Als Junge von Hieronymus Bosch beeindruckt

In Molenbeek arbeitete der Künstler; sein Atelier existiert bis heute. Und obwohl Vandenberg diesen Terror nicht mehr miterlebte, spürte er Wut und Hass in der Gesellschaft. Ahnte, wie schnell Religiosität in Fanatismus umschlagen kann, Fürsorge in Übergriffigkeit und Inzest, Liebe in Qual und Hölle. Als Junge war er tief von der „Kreuztragung Christi“ von Hieronymus Bosch beeindruckt; dass der christliche Glaube mit derartiger Brutalität verbunden ist, beschäftigte ihn zeit seines Lebens.

Die Kreuzigung taucht als Motiv immer wieder in seinem Werk auf. Auf Bildern, die beim ersten Hinsehen bunt und unbeschwert wirken, – mal sind Schildkröten und Hunde zu sehen, mal tanzende Penisse – sind es stets die Schattenseiten der Existenz, die Vandenberg um- und angetrieben haben. Und die den Betrachter beunruhigt zurücklassen. Auf ihnen kämpft das Gute gegen das Böse. In den Swastika-Zyklen, die in ihrer grafischen Anordnung an Piet Mondrian erinnern, schleicht sich fast unbemerkt ein Hakenkreuz ins Bild. Um 45 Grad gekippt wird aus dem antiken Glücks- und Sonnensymbol ein Zeichen der Vernichtung.

120 Zeichnungen und Druckgrafiken

80 zum Teil großformatige Bilder sowie 120 Zeichnungen und Druckgrafiken aus den Jahren 1993 bis 2009 werden präsentiert. Der aus dem Japanischen stammende Begriff Kamikaze (auf Deutsch „göttlicher Wind“) steht für eine japanische Luftangriffstechnik im Zweiten Weltkrieg und auch für selbstschadende Handlungen. Was das bei Vandenberg bedeutet: Er wechselte nicht nur ständig zwischen den Stilen, malte abstrakt, aber auch figürlich, fertigte Porträts an und arbeitete mit Schrift, sondern er veränderte auch viele seiner Bilder, indem er Farbschichten mit einem Rakel abtrug – so beschäftigte sich Vandenberg mehr als zwölf Jahre lang mit dem „Gelöschten Bild“ (1989-2002) und forderte sich dazu auf, alles zu vergessen („Il me faut tout oublier“).

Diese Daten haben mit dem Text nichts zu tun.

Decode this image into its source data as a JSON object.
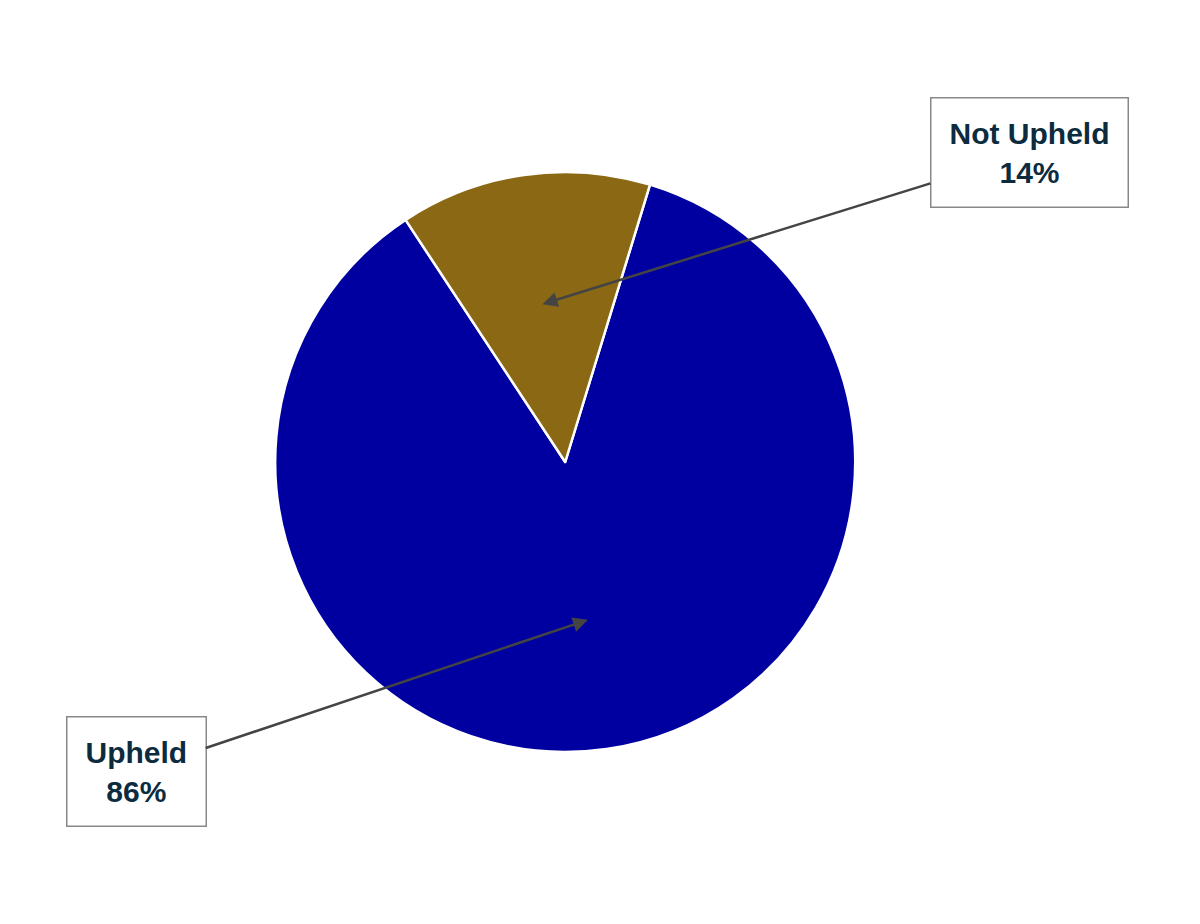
{
  "chart_data": {
    "type": "pie",
    "categories": [
      "Upheld",
      "Not Upheld"
    ],
    "values": [
      86,
      14
    ],
    "value_labels": [
      "86%",
      "14%"
    ],
    "colors": [
      "#0000A0",
      "#8B6914"
    ],
    "data_labels": true
  }
}
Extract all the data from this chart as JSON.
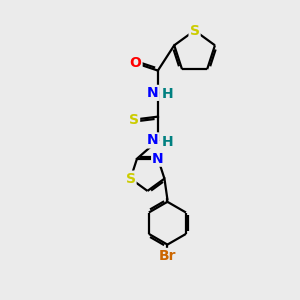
{
  "bg_color": "#ebebeb",
  "bond_color": "#000000",
  "bond_width": 1.6,
  "atom_colors": {
    "S": "#cccc00",
    "O": "#ff0000",
    "N": "#0000ff",
    "H": "#008080",
    "Br": "#cc6600",
    "C": "#000000"
  },
  "font_size_atoms": 10,
  "figsize": [
    3.0,
    3.0
  ],
  "dpi": 100,
  "xlim": [
    0,
    10
  ],
  "ylim": [
    0,
    10
  ]
}
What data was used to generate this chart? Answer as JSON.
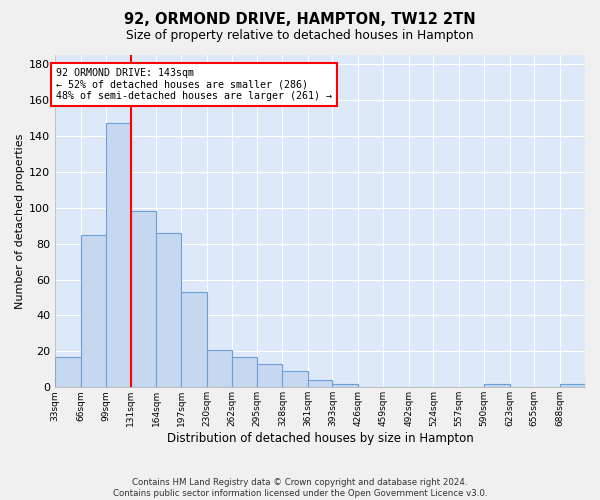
{
  "title": "92, ORMOND DRIVE, HAMPTON, TW12 2TN",
  "subtitle": "Size of property relative to detached houses in Hampton",
  "xlabel": "Distribution of detached houses by size in Hampton",
  "ylabel": "Number of detached properties",
  "bar_color": "#c5d8f0",
  "bar_edge_color": "#6a9fd8",
  "background_color": "#dde8f8",
  "grid_color": "#ffffff",
  "vline_color": "red",
  "annotation_text": "92 ORMOND DRIVE: 143sqm\n← 52% of detached houses are smaller (286)\n48% of semi-detached houses are larger (261) →",
  "annotation_box_color": "white",
  "annotation_box_edge": "red",
  "bin_edges": [
    33,
    66,
    99,
    131,
    164,
    197,
    230,
    262,
    295,
    328,
    361,
    393,
    426,
    459,
    492,
    524,
    557,
    590,
    623,
    655,
    688,
    721
  ],
  "bin_labels": [
    "33sqm",
    "66sqm",
    "99sqm",
    "131sqm",
    "164sqm",
    "197sqm",
    "230sqm",
    "262sqm",
    "295sqm",
    "328sqm",
    "361sqm",
    "393sqm",
    "426sqm",
    "459sqm",
    "492sqm",
    "524sqm",
    "557sqm",
    "590sqm",
    "623sqm",
    "655sqm",
    "688sqm"
  ],
  "values": [
    17,
    85,
    147,
    98,
    86,
    53,
    21,
    17,
    13,
    9,
    4,
    2,
    0,
    0,
    0,
    0,
    0,
    2,
    0,
    0,
    2
  ],
  "vline_bin_index": 3,
  "ylim": [
    0,
    185
  ],
  "yticks": [
    0,
    20,
    40,
    60,
    80,
    100,
    120,
    140,
    160,
    180
  ],
  "footnote": "Contains HM Land Registry data © Crown copyright and database right 2024.\nContains public sector information licensed under the Open Government Licence v3.0.",
  "fig_bg_color": "#f0f0f0"
}
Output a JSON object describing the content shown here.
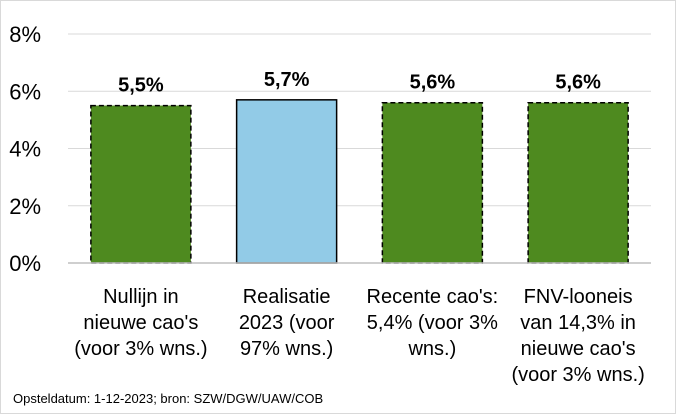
{
  "chart_data": {
    "type": "bar",
    "categories": [
      [
        "Nullijn in",
        "nieuwe cao's",
        "(voor 3% wns.)"
      ],
      [
        "Realisatie",
        "2023 (voor",
        "97% wns.)"
      ],
      [
        "Recente cao's:",
        "5,4% (voor 3%",
        "wns.)"
      ],
      [
        "FNV-looneis",
        "van 14,3% in",
        "nieuwe cao's",
        "(voor 3% wns.)"
      ]
    ],
    "values": [
      5.5,
      5.7,
      5.6,
      5.6
    ],
    "data_labels": [
      "5,5%",
      "5,7%",
      "5,6%",
      "5,6%"
    ],
    "bar_styles": [
      "projection",
      "actual",
      "projection",
      "projection"
    ],
    "ylim": [
      0,
      8
    ],
    "yticks": [
      0,
      2,
      4,
      6,
      8
    ],
    "ytick_labels": [
      "0%",
      "2%",
      "4%",
      "6%",
      "8%"
    ],
    "grid": true,
    "legend": "none",
    "colors": {
      "projection_fill": "#4e8a1f",
      "actual_fill": "#92cbe7",
      "bar_stroke": "#000000",
      "gridline": "#d9d9d9",
      "axis": "#bfbfbf"
    }
  },
  "footnote": "Opsteldatum: 1-12-2023; bron: SZW/DGW/UAW/COB"
}
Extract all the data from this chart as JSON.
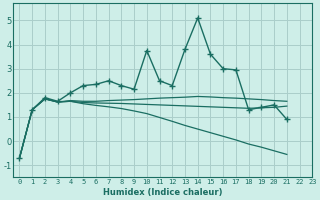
{
  "xlabel": "Humidex (Indice chaleur)",
  "ylabel": "",
  "background_color": "#ceeee8",
  "grid_color": "#aaceca",
  "line_color": "#1a6e62",
  "xlim": [
    -0.5,
    23
  ],
  "ylim": [
    -1.5,
    5.7
  ],
  "yticks": [
    -1,
    0,
    1,
    2,
    3,
    4,
    5
  ],
  "xticks": [
    0,
    1,
    2,
    3,
    4,
    5,
    6,
    7,
    8,
    9,
    10,
    11,
    12,
    13,
    14,
    15,
    16,
    17,
    18,
    19,
    20,
    21,
    22,
    23
  ],
  "series": [
    {
      "x": [
        0,
        1,
        2,
        3,
        4,
        5,
        6,
        7,
        8,
        9,
        10,
        11,
        12,
        13,
        14,
        15,
        16,
        17,
        18,
        19,
        20,
        21,
        22
      ],
      "y": [
        -0.7,
        1.3,
        1.8,
        1.65,
        2.0,
        2.3,
        2.35,
        2.5,
        2.3,
        2.15,
        3.75,
        2.5,
        2.3,
        3.8,
        5.1,
        3.6,
        3.0,
        2.95,
        1.3,
        1.4,
        1.5,
        0.9,
        null
      ],
      "marker": "+",
      "markersize": 4,
      "lw": 1.0
    },
    {
      "x": [
        0,
        1,
        2,
        3,
        4,
        5,
        6,
        7,
        8,
        9,
        10,
        11,
        12,
        13,
        14,
        15,
        16,
        17,
        18,
        19,
        20,
        21,
        22
      ],
      "y": [
        -0.7,
        1.3,
        1.75,
        1.62,
        1.68,
        1.65,
        1.65,
        1.68,
        1.7,
        1.72,
        1.75,
        1.78,
        1.8,
        1.82,
        1.85,
        1.83,
        1.8,
        1.78,
        1.75,
        1.72,
        1.68,
        1.65,
        null
      ],
      "marker": null,
      "markersize": 0,
      "lw": 0.9
    },
    {
      "x": [
        0,
        1,
        2,
        3,
        4,
        5,
        6,
        7,
        8,
        9,
        10,
        11,
        12,
        13,
        14,
        15,
        16,
        17,
        18,
        19,
        20,
        21,
        22
      ],
      "y": [
        -0.7,
        1.3,
        1.75,
        1.62,
        1.65,
        1.6,
        1.58,
        1.57,
        1.56,
        1.54,
        1.52,
        1.5,
        1.48,
        1.46,
        1.44,
        1.42,
        1.4,
        1.38,
        1.36,
        1.38,
        1.4,
        1.45,
        null
      ],
      "marker": null,
      "markersize": 0,
      "lw": 0.9
    },
    {
      "x": [
        0,
        1,
        2,
        3,
        4,
        5,
        6,
        7,
        8,
        9,
        10,
        11,
        12,
        13,
        14,
        15,
        16,
        17,
        18,
        19,
        20,
        21,
        22
      ],
      "y": [
        -0.7,
        1.3,
        1.75,
        1.62,
        1.65,
        1.55,
        1.48,
        1.42,
        1.35,
        1.25,
        1.14,
        0.98,
        0.82,
        0.65,
        0.5,
        0.35,
        0.2,
        0.05,
        -0.12,
        -0.25,
        -0.4,
        -0.55,
        null
      ],
      "marker": null,
      "markersize": 0,
      "lw": 0.9
    }
  ]
}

„Kamikaze war das kreative Prinzip des Künstlers: Er zerstörte, um Neues zu erschaffen“, sagt Kuratorin Brigitte Kölle. Das Spiel mit Worten und Buchstaben zieht sich durch die gesamte, dramaturgisch spannende Ausstellung. Manchmal blitzt ein morbider Humor auf: Auf einem in bunten Lettern geschriebenen Plakat ist zu lesen „(Auc) Un grand amour (ne) suffit“ – „(K)Eine große Liebe reicht (nicht).“ Oder die Besucher werden mit dem Aufruf „Kill Them All And Dance“ („Töte sie alle und tanze“) konfrontiert. Sind es die negativen Gedanken, immer wiederkehrende Dämonen, die der unter Depressionen leidende Künstler vernichten wollte?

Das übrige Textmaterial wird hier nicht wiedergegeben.